Betz: Es reicht in der nächsten Saison natürlich nicht mehr aus, auch mal einen Gang herunter zu schalten. Das muss den Spielerinnen bewusst werden und ist wichtig für ihre Entwicklung.

Wie seht Ihr die Chancen, mit den U17-Spielerinnen gegen Teams wie Frankfurt oder Bayern zu bestehen?

Betz: Die Kaderkonstellation ist eine neue – genauso wie bei den anderen Teams. Das ist ja das Spannende im Nachwuchsbereich. Jedes Jahr geht es in gewisser Weise wieder bei Null los. Dadurch, dass wir ein sehr junges Team hatten, bleibt uns ein Großteil erhalten. Deswegen kennen schon viele unsere Spielweise. Dann wird es darauf ankommen, die Nachrückenden bestmöglich zu integrieren, was uns bisher immer sehr gut gelungen ist und auch dieses Mal wieder gelingen wird.

Gibt es in der U17 Neuzugänge?

Fürniß: Neben Franziska Grocholl und Jasmin Mackert, die von den eigenen U15-Juniorinnen zu uns stoßen, werden drei weitere Akteurinnen nach Hoffenheim wechseln.

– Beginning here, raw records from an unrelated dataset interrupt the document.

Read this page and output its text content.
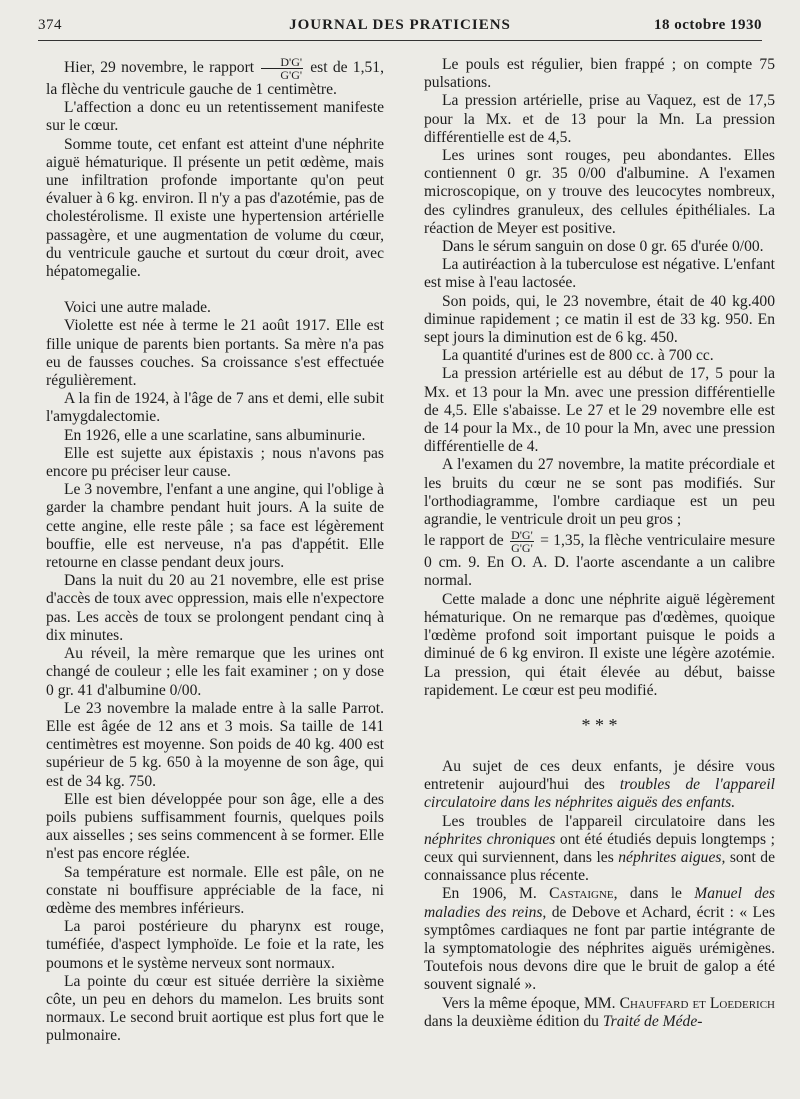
374	JOURNAL DES PRATICIENS	18 octobre 1930

Hier, 29 novembre, le rapport $\frac{D'G'}{G'G'}$ est de 1,51, la flèche du ventricule gauche de 1 centimètre.

L'affection a donc eu un retentissement manifeste sur le cœur.

Somme toute, cet enfant est atteint d'une néphrite aiguë hématurique. Il présente un petit œdème, mais une infiltration profonde importante qu'on peut évaluer à 6 kg. environ. Il n'y a pas d'azotémie, pas de cholestérolisme. Il existe une hypertension artérielle passagère, et une augmentation de volume du cœur, du ventricule gauche et surtout du cœur droit, avec hépatomegalie.

Voici une autre malade.

Violette est née à terme le 21 août 1917. Elle est fille unique de parents bien portants. Sa mère n'a pas eu de fausses couches. Sa croissance s'est effectuée régulièrement.

A la fin de 1924, à l'âge de 7 ans et demi, elle subit l'amygdalectomie.

En 1926, elle a une scarlatine, sans albuminurie.

Elle est sujette aux épistaxis ; nous n'avons pas encore pu préciser leur cause.

Le 3 novembre, l'enfant a une angine, qui l'oblige à garder la chambre pendant huit jours. A la suite de cette angine, elle reste pâle ; sa face est légèrement bouffie, elle est nerveuse, n'a pas d'appétit. Elle retourne en classe pendant deux jours.

Dans la nuit du 20 au 21 novembre, elle est prise d'accès de toux avec oppression, mais elle n'expectore pas. Les accès de toux se prolongent pendant cinq à dix minutes.

Au réveil, la mère remarque que les urines ont changé de couleur ; elle les fait examiner ; on y dose 0 gr. 41 d'albumine 0/00.

Le 23 novembre la malade entre à la salle Parrot. Elle est âgée de 12 ans et 3 mois. Sa taille de 141 centimètres est moyenne. Son poids de 40 kg. 400 est supérieur de 5 kg. 650 à la moyenne de son âge, qui est de 34 kg. 750.

Elle est bien développée pour son âge, elle a des poils pubiens suffisamment fournis, quelques poils aux aisselles ; ses seins commencent à se former. Elle n'est pas encore réglée.

Sa température est normale. Elle est pâle, on ne constate ni bouffisure appréciable de la face, ni œdème des membres inférieurs.

La paroi postérieure du pharynx est rouge, tuméfiée, d'aspect lymphoïde. Le foie et la rate, les poumons et le système nerveux sont normaux.

La pointe du cœur est située derrière la sixième côte, un peu en dehors du mamelon. Les bruits sont normaux. Le second bruit aortique est plus fort que le pulmonaire.

Le pouls est régulier, bien frappé ; on compte 75 pulsations.

La pression artérielle, prise au Vaquez, est de 17,5 pour la Mx. et de 13 pour la Mn. La pression différentielle est de 4,5.

Les urines sont rouges, peu abondantes. Elles contiennent 0 gr. 35 0/00 d'albumine. A l'examen microscopique, on y trouve des leucocytes nombreux, des cylindres granuleux, des cellules épithéliales. La réaction de Meyer est positive.

Dans le sérum sanguin on dose 0 gr. 65 d'urée 0/00.

La autiréaction à la tuberculose est négative. L'enfant est mise à l'eau lactosée.

Son poids, qui, le 23 novembre, était de 40 kg.400 diminue rapidement ; ce matin il est de 33 kg. 950. En sept jours la diminution est de 6 kg. 450.

La quantité d'urines est de 800 cc. à 700 cc.

La pression artérielle est au début de 17, 5 pour la Mx. et 13 pour la Mn. avec une pression différentielle de 4,5. Elle s'abaisse. Le 27 et le 29 novembre elle est de 14 pour la Mx., de 10 pour la Mn, avec une pression différentielle de 4.

A l'examen du 27 novembre, la matite précordiale et les bruits du cœur ne se sont pas modifiés. Sur l'orthodiagramme, l'ombre cardiaque est un peu agrandie, le ventricule droit un peu gros ;

le rapport de $\frac{D'G'}{G'G'} = 1,35$, la flèche ventriculaire mesure 0 cm. 9. En O. A. D. l'aorte ascendante a un calibre normal.

Cette malade a donc une néphrite aiguë légèrement hématurique. On ne remarque pas d'œdèmes, quoique l'œdème profond soit important puisque le poids a diminué de 6 kg environ. Il existe une légère azotémie. La pression, qui était élevée au début, baisse rapidement. Le cœur est peu modifié.

* * *

Au sujet de ces deux enfants, je désire vous entretenir aujourd'hui des troubles de l'appareil circulatoire dans les néphrites aiguës des enfants.

Les troubles de l'appareil circulatoire dans les néphrites chroniques ont été étudiés depuis longtemps ; ceux qui surviennent, dans les néphrites aigues, sont de connaissance plus récente.

En 1906, M. Castaigne, dans le Manuel des maladies des reins, de Debove et Achard, écrit : « Les symptômes cardiaques ne font par partie intégrante de la symptomatologie des néphrites aiguës urémigènes. Toutefois nous devons dire que le bruit de galop a été souvent signalé ».

Vers la même époque, MM. Chauffard et Loederich dans la deuxième édition du Traité de Méde-
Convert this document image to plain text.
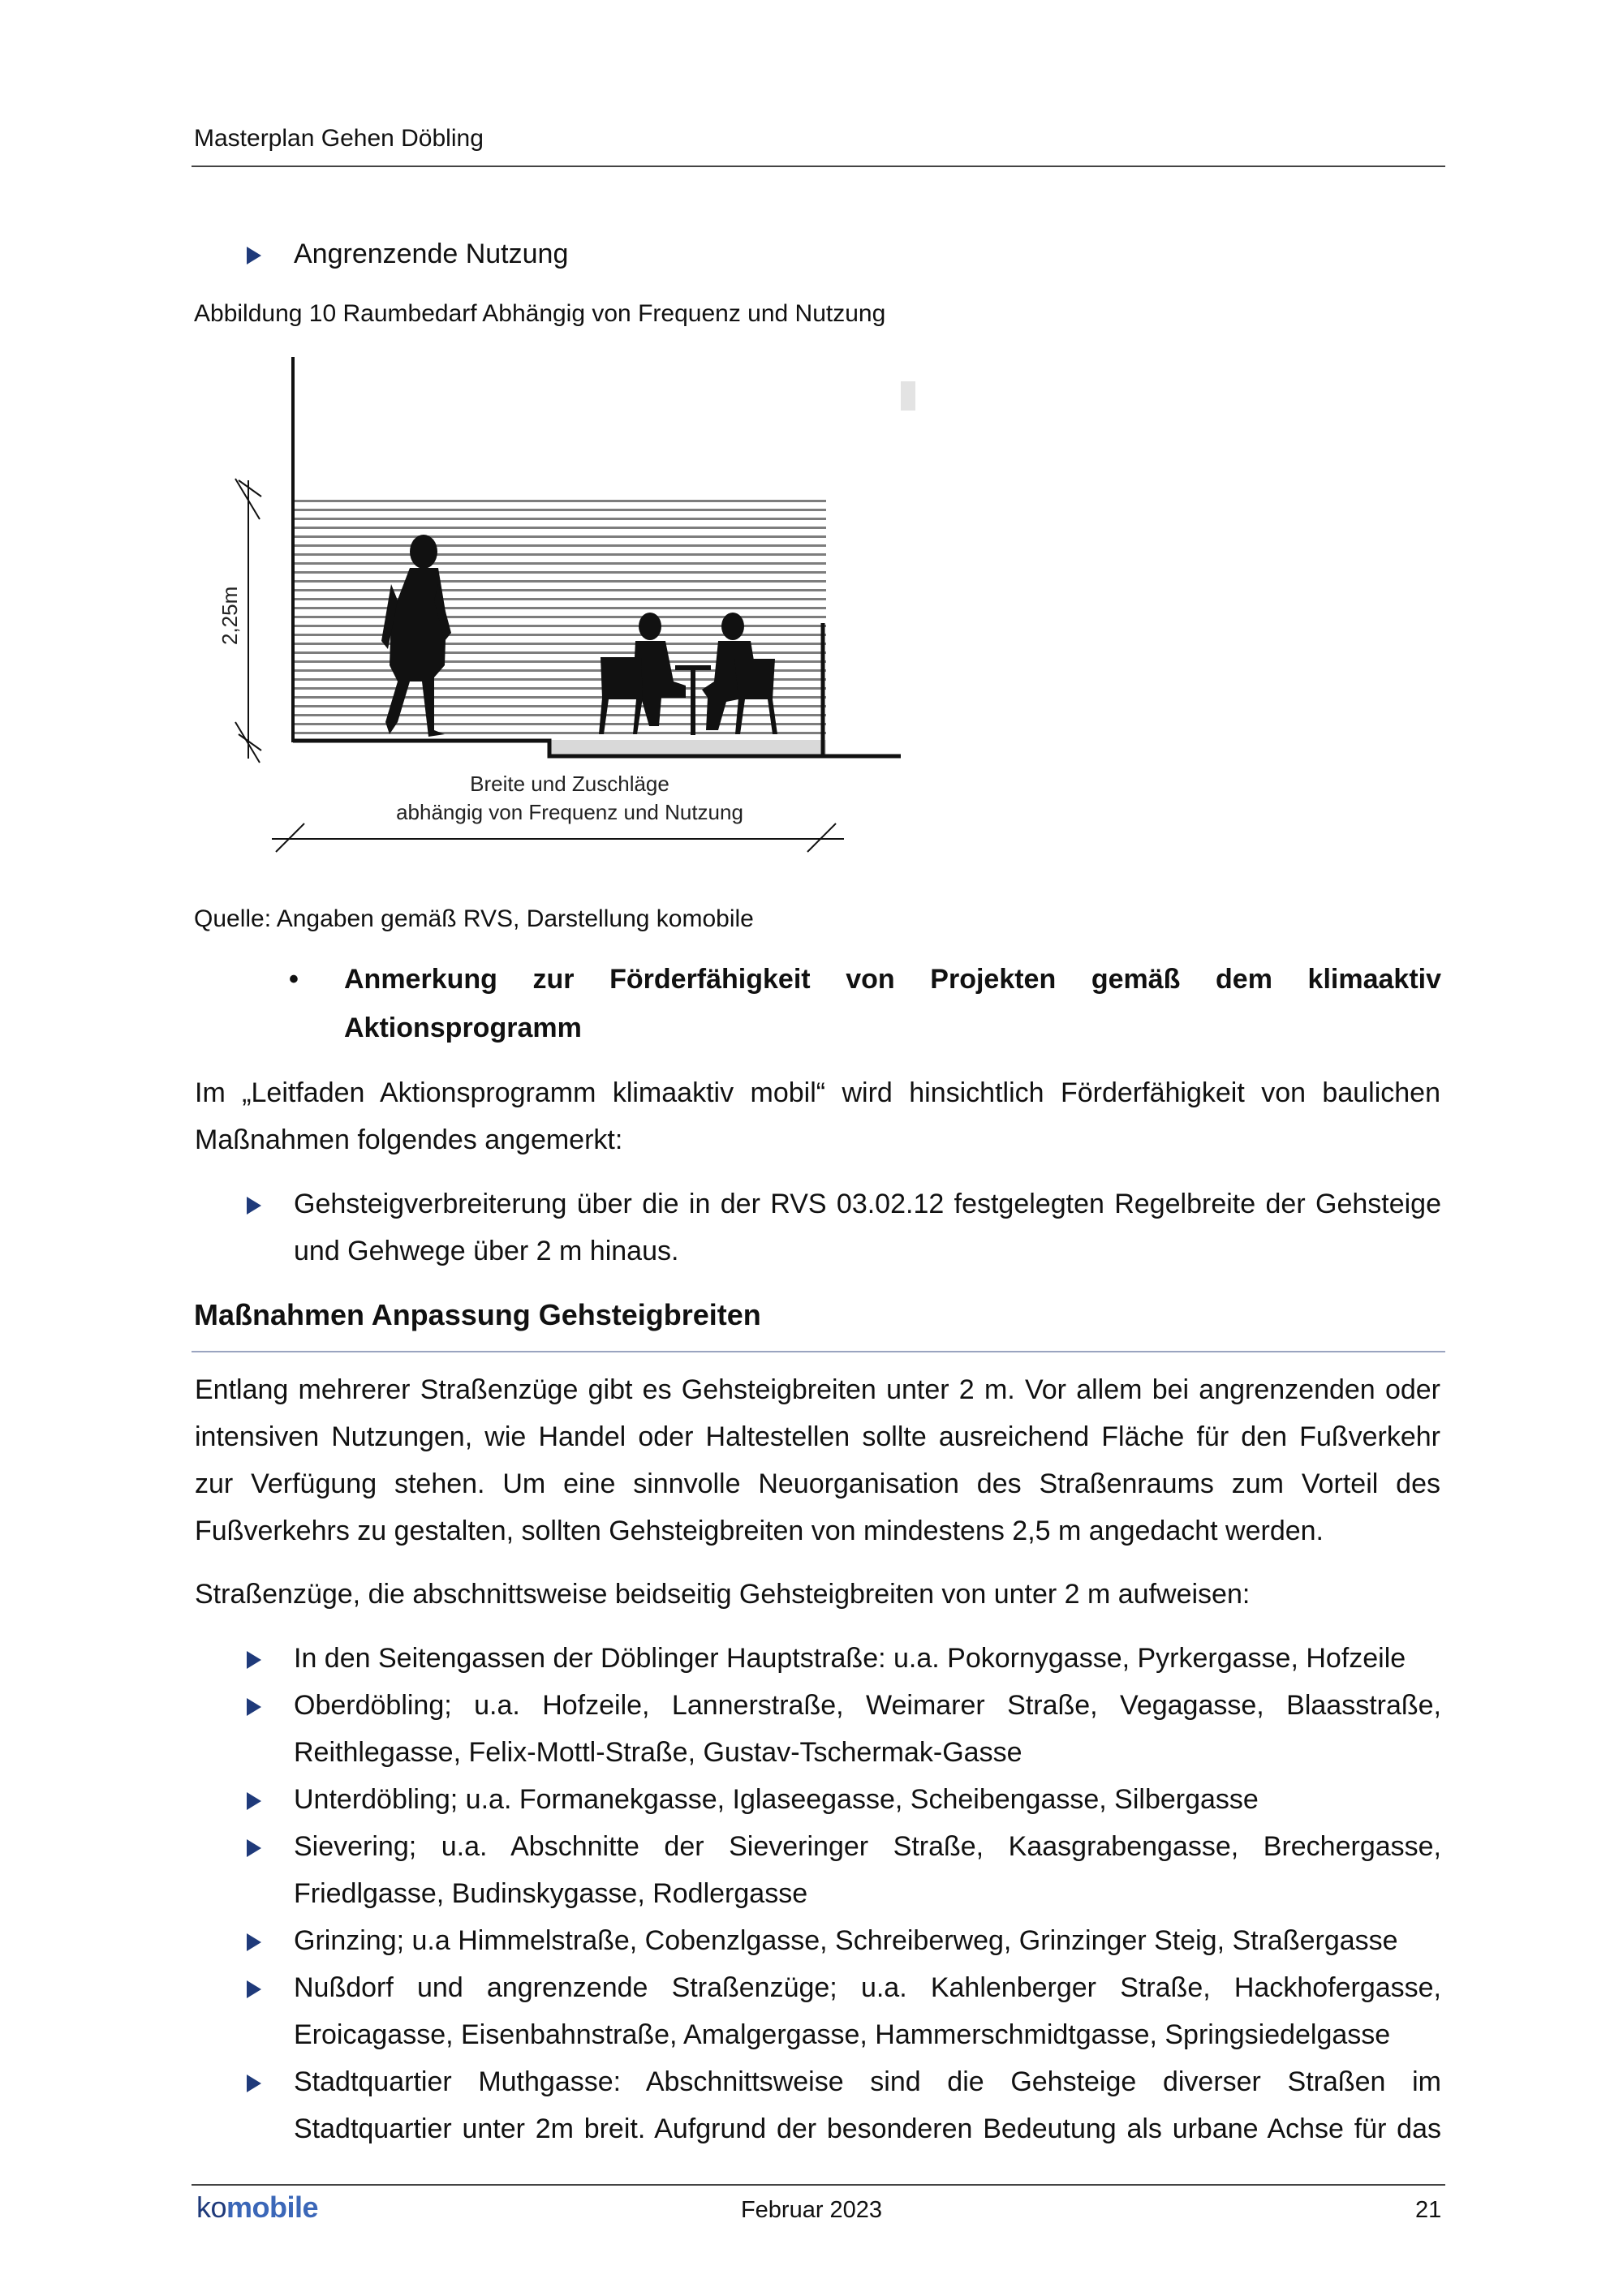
Masterplan Gehen Döbling
Angrenzende Nutzung
Abbildung 10 Raumbedarf Abhängig von Frequenz und Nutzung
2,25m
Breite und Zuschläge
abhängig von Frequenz und Nutzung
Quelle: Angaben gemäß RVS, Darstellung komobile
• Anmerkung zur Förderfähigkeit von Projekten gemäß dem klimaaktiv
Aktionsprogramm
Im „Leitfaden Aktionsprogramm klimaaktiv mobil“ wird hinsichtlich Förderfähigkeit von baulichen
Maßnahmen folgendes angemerkt:
Gehsteigverbreiterung über die in der RVS 03.02.12 festgelegten Regelbreite der Gehsteige
und Gehwege über 2 m hinaus.
Maßnahmen Anpassung Gehsteigbreiten
Entlang mehrerer Straßenzüge gibt es Gehsteigbreiten unter 2 m. Vor allem bei angrenzenden oder
intensiven Nutzungen, wie Handel oder Haltestellen sollte ausreichend Fläche für den Fußverkehr
zur Verfügung stehen. Um eine sinnvolle Neuorganisation des Straßenraums zum Vorteil des
Fußverkehrs zu gestalten, sollten Gehsteigbreiten von mindestens 2,5 m angedacht werden.
Straßenzüge, die abschnittsweise beidseitig Gehsteigbreiten von unter 2 m aufweisen:
In den Seitengassen der Döblinger Hauptstraße: u.a. Pokornygasse, Pyrkergasse, Hofzeile
Oberdöbling; u.a. Hofzeile, Lannerstraße, Weimarer Straße, Vegagasse, Blaasstraße,
Reithlegasse, Felix-Mottl-Straße, Gustav-Tschermak-Gasse
Unterdöbling; u.a. Formanekgasse, Iglaseegasse, Scheibengasse, Silbergasse
Sievering; u.a. Abschnitte der Sieveringer Straße, Kaasgrabengasse, Brechergasse,
Friedlgasse, Budinskygasse, Rodlergasse
Grinzing; u.a Himmelstraße, Cobenzlgasse, Schreiberweg, Grinzinger Steig, Straßergasse
Nußdorf und angrenzende Straßenzüge; u.a. Kahlenberger Straße, Hackhofergasse,
Eroicagasse, Eisenbahnstraße, Amalgergasse, Hammerschmidtgasse, Springsiedelgasse
Stadtquartier Muthgasse: Abschnittsweise sind die Gehsteige diverser Straßen im
Stadtquartier unter 2m breit. Aufgrund der besonderen Bedeutung als urbane Achse für das
komobile	Februar 2023	21
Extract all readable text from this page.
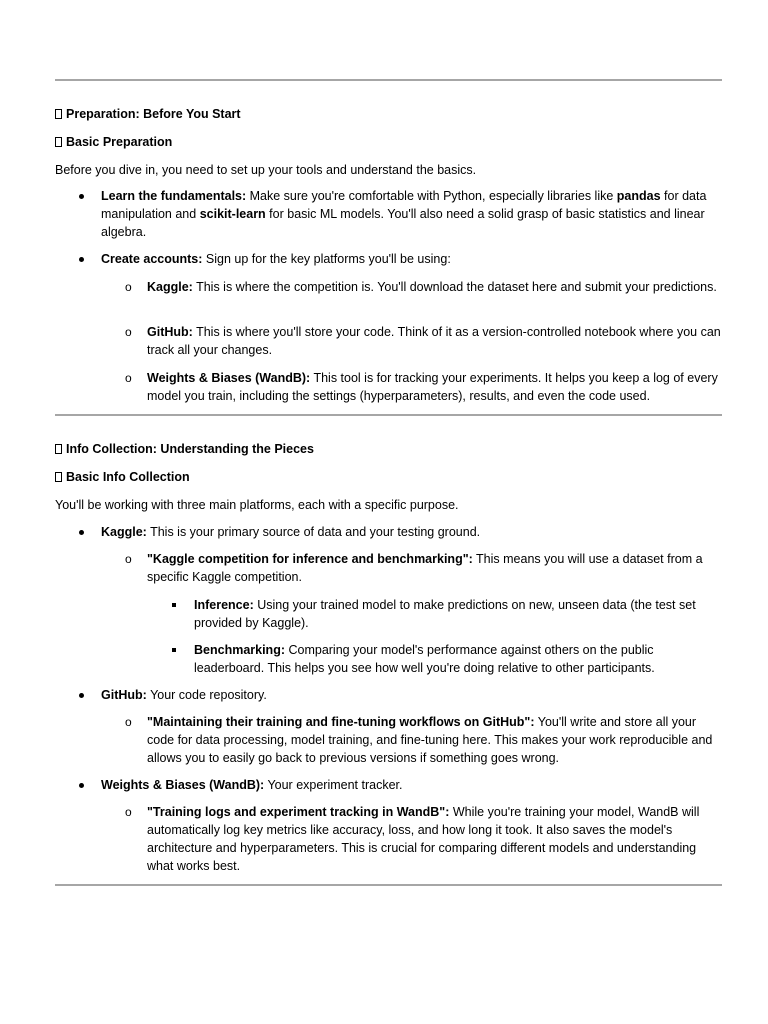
Preparation: Before You Start
Basic Preparation
Before you dive in, you need to set up your tools and understand the basics.
Learn the fundamentals: Make sure you're comfortable with Python, especially libraries like pandas for data manipulation and scikit-learn for basic ML models. You'll also need a solid grasp of basic statistics and linear algebra.
Create accounts: Sign up for the key platforms you'll be using:
o Kaggle: This is where the competition is. You'll download the dataset here and submit your predictions.
o GitHub: This is where you'll store your code. Think of it as a version-controlled notebook where you can track all your changes.
o Weights & Biases (WandB): This tool is for tracking your experiments. It helps you keep a log of every model you train, including the settings (hyperparameters), results, and even the code used.
Info Collection: Understanding the Pieces
Basic Info Collection
You'll be working with three main platforms, each with a specific purpose.
Kaggle: This is your primary source of data and your testing ground.
o "Kaggle competition for inference and benchmarking": This means you will use a dataset from a specific Kaggle competition.
Inference: Using your trained model to make predictions on new, unseen data (the test set provided by Kaggle).
Benchmarking: Comparing your model's performance against others on the public leaderboard. This helps you see how well you're doing relative to other participants.
GitHub: Your code repository.
o "Maintaining their training and fine-tuning workflows on GitHub": You'll write and store all your code for data processing, model training, and fine-tuning here. This makes your work reproducible and allows you to easily go back to previous versions if something goes wrong.
Weights & Biases (WandB): Your experiment tracker.
o "Training logs and experiment tracking in WandB": While you're training your model, WandB will automatically log key metrics like accuracy, loss, and how long it took. It also saves the model's architecture and hyperparameters. This is crucial for comparing different models and understanding what works best.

U16-Nationalspielerin Jannika Kowatzki kommt vom 1. FC Saarbrücken in den Kraichgau. Franziska Harsch vom TSV Birkach, außerdem Ricarda Schaber von der SG Siemens Karlsruhe. Ricarda hat schon mal bei Hoffenheim gespielt und steht im Kader der U15-Nationalmannschaft. Wir hoffen, dass sich die Spielerinnen schnell in die Mannschaft integrieren können. Das Team wie auch das Trainergespann wir ihnen das so einfach wie möglich gestalten.

Ab der kommenden Saison seid ihr im Trainerteam nur noch zu zweit. Eine Betreuerin kommt noch dazu. Wie wird sich die Trainingsarbeit ändern?

Fürniß: Die Arbeit wir individueller, aber auch umfangreicher werden. Mehr Punkte werden auf weniger Schultern verteilt.

Wie sehen Eure Ziele für die kommende Saison aus?

Fürniß: Spielerinnen auszubilden und sportlich so weit wie möglich zu kommen, schließt sich nicht gegenseitig aus. Wenn wir beides gut kombinieren, haben wir gute Möglichkeiten, vorne mitzuspielen. Ziel ist es schon, unter die ersten zwei der Bundesliga Süd zu kommen. Damit würden wir uns zur Endrunde um die Deutsche Meisterschaft qualifizieren.